In recent years (since about 1990, when the Internet appeared), there has been an increase in available buildings. Then came the algorithms that became capable of processing such large enclosures (this is what we call the “deep learning revolution”, this is already the year since 2013). And, as a result, it began to be perceived normally that in order to obtain good quality in some task, huge bodies of marked-up data are needed – text bodies in our case. For example, typical cases for learning machine translation tasks today are measured in millions of pairs of sentences. It has long been obvious that for many tasks it is impossible to assemble such cases in a reasonable amount of time and for a reasonable amount of money. For a long time it was not very clear what to do about it. But last year, BERT came on the scene (who would you think?). This model was able to pre-train on large volumes of unallocated texts, and the finished model was easy to adapt to the task with a small case.
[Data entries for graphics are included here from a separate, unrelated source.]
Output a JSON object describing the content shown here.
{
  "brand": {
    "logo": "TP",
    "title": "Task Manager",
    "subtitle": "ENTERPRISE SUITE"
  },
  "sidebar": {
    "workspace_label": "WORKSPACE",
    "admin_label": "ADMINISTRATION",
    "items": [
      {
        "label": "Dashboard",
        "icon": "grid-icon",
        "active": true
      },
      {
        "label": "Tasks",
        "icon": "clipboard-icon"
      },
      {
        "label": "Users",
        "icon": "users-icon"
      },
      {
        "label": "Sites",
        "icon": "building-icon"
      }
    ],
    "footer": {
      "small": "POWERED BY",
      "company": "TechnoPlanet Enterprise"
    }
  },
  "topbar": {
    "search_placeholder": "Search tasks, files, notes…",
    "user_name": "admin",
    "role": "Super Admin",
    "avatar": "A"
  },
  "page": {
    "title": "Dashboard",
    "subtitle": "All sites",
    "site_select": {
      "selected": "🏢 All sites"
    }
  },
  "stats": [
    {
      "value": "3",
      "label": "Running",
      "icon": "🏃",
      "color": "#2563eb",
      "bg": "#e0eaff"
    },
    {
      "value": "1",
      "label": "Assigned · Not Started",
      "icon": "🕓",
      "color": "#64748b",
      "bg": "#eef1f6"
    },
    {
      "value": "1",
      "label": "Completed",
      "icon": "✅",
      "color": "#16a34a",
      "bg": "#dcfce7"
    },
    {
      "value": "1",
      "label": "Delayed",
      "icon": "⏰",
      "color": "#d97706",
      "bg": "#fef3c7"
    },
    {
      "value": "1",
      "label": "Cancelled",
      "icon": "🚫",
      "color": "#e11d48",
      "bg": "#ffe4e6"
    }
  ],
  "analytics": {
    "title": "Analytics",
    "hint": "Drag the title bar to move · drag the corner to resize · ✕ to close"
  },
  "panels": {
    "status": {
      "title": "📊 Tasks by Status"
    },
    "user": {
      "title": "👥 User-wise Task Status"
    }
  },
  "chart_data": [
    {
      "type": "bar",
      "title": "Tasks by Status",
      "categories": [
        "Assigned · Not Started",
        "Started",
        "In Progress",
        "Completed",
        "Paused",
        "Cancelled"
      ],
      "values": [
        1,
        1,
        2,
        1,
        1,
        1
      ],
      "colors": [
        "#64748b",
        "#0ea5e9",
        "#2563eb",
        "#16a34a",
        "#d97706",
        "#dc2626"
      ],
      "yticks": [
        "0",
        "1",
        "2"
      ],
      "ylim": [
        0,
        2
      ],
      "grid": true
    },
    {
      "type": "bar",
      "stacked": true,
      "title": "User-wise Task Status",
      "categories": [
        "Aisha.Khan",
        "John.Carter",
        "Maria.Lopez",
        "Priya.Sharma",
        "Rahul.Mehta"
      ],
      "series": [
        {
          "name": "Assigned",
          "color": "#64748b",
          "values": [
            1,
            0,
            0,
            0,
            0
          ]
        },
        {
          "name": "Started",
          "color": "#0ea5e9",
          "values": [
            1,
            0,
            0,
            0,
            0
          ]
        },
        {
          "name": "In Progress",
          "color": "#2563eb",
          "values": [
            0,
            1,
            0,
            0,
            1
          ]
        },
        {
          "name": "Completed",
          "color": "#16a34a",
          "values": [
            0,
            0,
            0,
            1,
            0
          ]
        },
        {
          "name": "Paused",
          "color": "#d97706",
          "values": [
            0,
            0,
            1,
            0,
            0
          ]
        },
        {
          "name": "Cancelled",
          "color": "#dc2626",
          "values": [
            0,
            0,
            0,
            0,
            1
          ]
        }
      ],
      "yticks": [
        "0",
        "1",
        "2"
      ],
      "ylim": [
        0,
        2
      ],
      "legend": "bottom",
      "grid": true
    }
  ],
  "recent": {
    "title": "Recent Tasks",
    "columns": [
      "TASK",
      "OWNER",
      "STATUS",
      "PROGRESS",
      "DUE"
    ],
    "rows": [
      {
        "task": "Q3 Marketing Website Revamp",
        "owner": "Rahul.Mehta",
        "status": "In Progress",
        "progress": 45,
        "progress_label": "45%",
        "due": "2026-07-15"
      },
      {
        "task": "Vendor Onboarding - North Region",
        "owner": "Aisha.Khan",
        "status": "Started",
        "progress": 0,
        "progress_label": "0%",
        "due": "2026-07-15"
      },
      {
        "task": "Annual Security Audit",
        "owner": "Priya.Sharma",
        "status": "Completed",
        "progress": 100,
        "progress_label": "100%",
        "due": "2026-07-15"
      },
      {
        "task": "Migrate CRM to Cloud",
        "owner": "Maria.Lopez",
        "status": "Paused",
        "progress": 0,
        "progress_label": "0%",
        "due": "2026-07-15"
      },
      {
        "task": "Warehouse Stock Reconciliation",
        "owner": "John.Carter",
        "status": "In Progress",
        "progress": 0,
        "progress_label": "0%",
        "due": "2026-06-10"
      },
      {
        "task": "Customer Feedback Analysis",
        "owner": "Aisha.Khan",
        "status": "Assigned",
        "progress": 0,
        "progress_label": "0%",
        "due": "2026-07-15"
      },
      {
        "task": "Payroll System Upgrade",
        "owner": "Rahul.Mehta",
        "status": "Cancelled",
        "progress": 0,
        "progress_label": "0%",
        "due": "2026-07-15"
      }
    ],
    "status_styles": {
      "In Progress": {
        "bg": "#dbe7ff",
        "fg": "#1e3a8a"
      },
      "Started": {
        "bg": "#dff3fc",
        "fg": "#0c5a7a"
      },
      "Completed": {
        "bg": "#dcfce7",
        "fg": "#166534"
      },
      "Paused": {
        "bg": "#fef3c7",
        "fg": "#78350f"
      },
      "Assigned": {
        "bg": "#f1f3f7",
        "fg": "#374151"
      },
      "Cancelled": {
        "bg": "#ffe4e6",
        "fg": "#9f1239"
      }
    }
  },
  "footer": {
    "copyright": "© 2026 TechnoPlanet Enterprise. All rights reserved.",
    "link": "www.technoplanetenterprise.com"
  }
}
All of the tasks listed in this table have training buildings in size several thousand units. That is, two to three orders of magnitude less. And this is another reason why BERT (and its descendants and relatives) have become so popular.
Well, in the end, a couple of new trends, as I saw them. First of all, this is a fundamental change in attitude to the text. If all the previous time in most tasks the text was perceived only as input material, and the output was something useful, for example, a class label. Now the community has the opportunity to remember that the text is primarily a means of communication, that is, you can “talk” to the model — ask questions and receive answers in the form of a human-readable text. This is what the new article from Google says. T5 (the name can be translated as “five times transformer”).
Another important trend is that the region is re-learning to work with long texts. Since the 70s, the community has ways to work with text of arbitrary length – take the same TF-IDF. But these models have their own quality limit. But the new deep learning models were not able to work with long texts (the same BERT has a limit of 512 tokens of the length of the input text). But lately, at least two works have appeared that from different sides approach the problem of long text. The first work from the group of Ruslan Salakhutdinov called Transformer-XL.
In this work, the idea is revived that made recurrent networks so popular – you can save the previous state and use it to build the next one, even if you don’t roll the gradient backward in time (BPTT).
Second one Work It works with Legendre polynomials and with their help allows you to process sequences of tens of thousands of tokens with recurrent neural networks.
On this, I would like to finish the review of the changes that have taken place and emerging trends. Let’s see what will happen this year, I’m sure that a lot of interesting things. Video of my speech on the same topic on the Data Tree:
P.S. We will soon have some more interesting announcements, do not switch!